Verschollen in Manila: Wirecard: Rätsel um eine Todesanzeige
Der Tod eines ehemaligen Managers des Wirecard-Konzerns in Asien hatte Fragen aufgeworfen.
Foto: ReutersDüsseldorf. Er war nicht krank, nun ist er tot. Christopher B., eine Schlüsselfigur im Wirecard-Skandal, verstarb laut Zeitungsannonce seiner Familie vor einer Woche in Manila. Der ehemalige Asienchef des Skandalkonzerns wurde 44 Jahre alt. Seine Familie hat keine rechte Erklärung dafür, warum ihr Sohn nicht mehr lebt. „Er war nicht krank, uns wurde gesagt, es war ein Schwächeanfall“, sagt sein Vater. Gerüchte um Selbstmord oder Fremdeinwirkung seien unverantwortlich.
Es gibt wohl keinen anderen Konzern in Deutschland, bei dem Außenstehende bei einem Todesfall sofort Theorien über den Mörder spinnen. Bei Wirecard fehlt den Verdachtsfantasien jede Grenze. Knapp zwei Milliarden Euro Eigenkapital sind einfach verschwunden, ein Vorstand ist untergetaucht und chattet auf seiner Flucht über Geheimdienstkontakte und falsche Pässe, mehrere Ex-Manager sitzen in Haft.
B. war schon seit einigen Jahren nicht mehr innerhalb des Wirecard-Konzerns aktiv, galt aber als wichtiger Geschäftspartner des Skandalkonzerns. Er und seine Frau führten zwei philippinische Zahlungsabwickler, über die Wirecard einen Großteil seiner angeblichen Asienumsätze erwirtschaftete.
Das Asiengeschäft stand für einen erheblichen Teil der vermeintlich goldgeränderten Bilanz von Wirecard. Dann stellte sich heraus, dass es wesentliche Umsätze und Gewinne gar nicht gab. Auf den Philippinen ermittelten sowohl die Bundespolizei als auch eine Anti-Geldwäsche-Einheit gegen B.
Vor seiner Selbständigkeit war B. als Geschäftsführer der Wirecard-Niederlassung auf den Philippinen aktiv, der erste Dependance, die der Konzern 2007 in Asien eröffnete. Über die Jahre soll B. eine enge Beziehung zu Wirecard-Vorstand Jan Marsalek entwickelt haben. In den ersten Tagen von Marsaleks Flucht nach dem Zusammenbruch von Wirecard hieß es, dieser habe sich auf die Philippinen abgesetzt. Das stellte sich später als Täuschung heraus.

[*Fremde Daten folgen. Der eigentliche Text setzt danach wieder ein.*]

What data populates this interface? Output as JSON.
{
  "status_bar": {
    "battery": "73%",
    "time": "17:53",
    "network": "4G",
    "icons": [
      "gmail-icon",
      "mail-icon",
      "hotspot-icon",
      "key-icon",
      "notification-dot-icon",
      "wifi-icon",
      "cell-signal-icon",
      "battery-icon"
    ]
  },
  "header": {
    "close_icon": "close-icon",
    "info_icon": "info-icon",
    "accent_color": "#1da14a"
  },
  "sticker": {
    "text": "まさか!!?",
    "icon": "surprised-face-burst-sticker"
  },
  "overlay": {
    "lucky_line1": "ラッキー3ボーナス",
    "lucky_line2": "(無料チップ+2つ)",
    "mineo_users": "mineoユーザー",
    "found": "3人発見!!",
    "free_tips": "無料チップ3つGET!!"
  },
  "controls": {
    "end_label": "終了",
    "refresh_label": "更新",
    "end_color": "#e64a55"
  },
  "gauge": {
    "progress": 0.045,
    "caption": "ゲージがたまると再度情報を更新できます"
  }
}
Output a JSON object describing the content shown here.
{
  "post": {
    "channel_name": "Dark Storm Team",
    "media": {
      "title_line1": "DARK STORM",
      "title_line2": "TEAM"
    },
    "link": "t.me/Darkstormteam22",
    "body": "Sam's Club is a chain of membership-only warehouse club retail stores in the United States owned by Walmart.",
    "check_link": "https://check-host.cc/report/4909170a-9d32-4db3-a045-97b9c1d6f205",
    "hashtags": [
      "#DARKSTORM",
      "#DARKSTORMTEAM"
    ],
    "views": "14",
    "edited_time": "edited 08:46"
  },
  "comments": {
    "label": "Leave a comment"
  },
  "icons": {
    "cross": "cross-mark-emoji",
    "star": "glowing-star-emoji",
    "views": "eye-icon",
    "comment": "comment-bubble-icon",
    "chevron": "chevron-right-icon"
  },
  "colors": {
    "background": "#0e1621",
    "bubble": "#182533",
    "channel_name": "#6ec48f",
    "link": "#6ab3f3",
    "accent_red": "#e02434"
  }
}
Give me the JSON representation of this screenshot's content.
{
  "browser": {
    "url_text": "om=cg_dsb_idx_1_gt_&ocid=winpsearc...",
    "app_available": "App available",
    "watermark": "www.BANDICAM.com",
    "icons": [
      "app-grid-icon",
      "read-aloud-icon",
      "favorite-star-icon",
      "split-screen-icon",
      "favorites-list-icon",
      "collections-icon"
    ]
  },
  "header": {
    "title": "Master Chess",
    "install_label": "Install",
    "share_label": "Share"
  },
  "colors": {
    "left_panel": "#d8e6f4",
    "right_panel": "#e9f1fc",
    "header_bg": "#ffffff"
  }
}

Spuren in dunkle Ecken der Welt
B. führte neben zwei Zahlungsdienstleistern auch ein Busunternehmen in Manila. Auch dies wirkt inzwischen auf Ermittler wie eine dünne Fassade. Von der Webseite des Unternehmens reichen wenige Klicks, um zu Anbietern von Onlinewetten zu gelangen.
In dieser Branche liegen die Wurzeln von Wirecard – das Unternehmen hatte aber immer betont, sich davon gelöst zu haben. Trotzdem berichten Stimmen aus dem Unternehmen von hohen Umsätzen mit solchen Geschäften, die eine weit höhere Rendite abwerfen als die Abwicklung von legalen Zahlungen.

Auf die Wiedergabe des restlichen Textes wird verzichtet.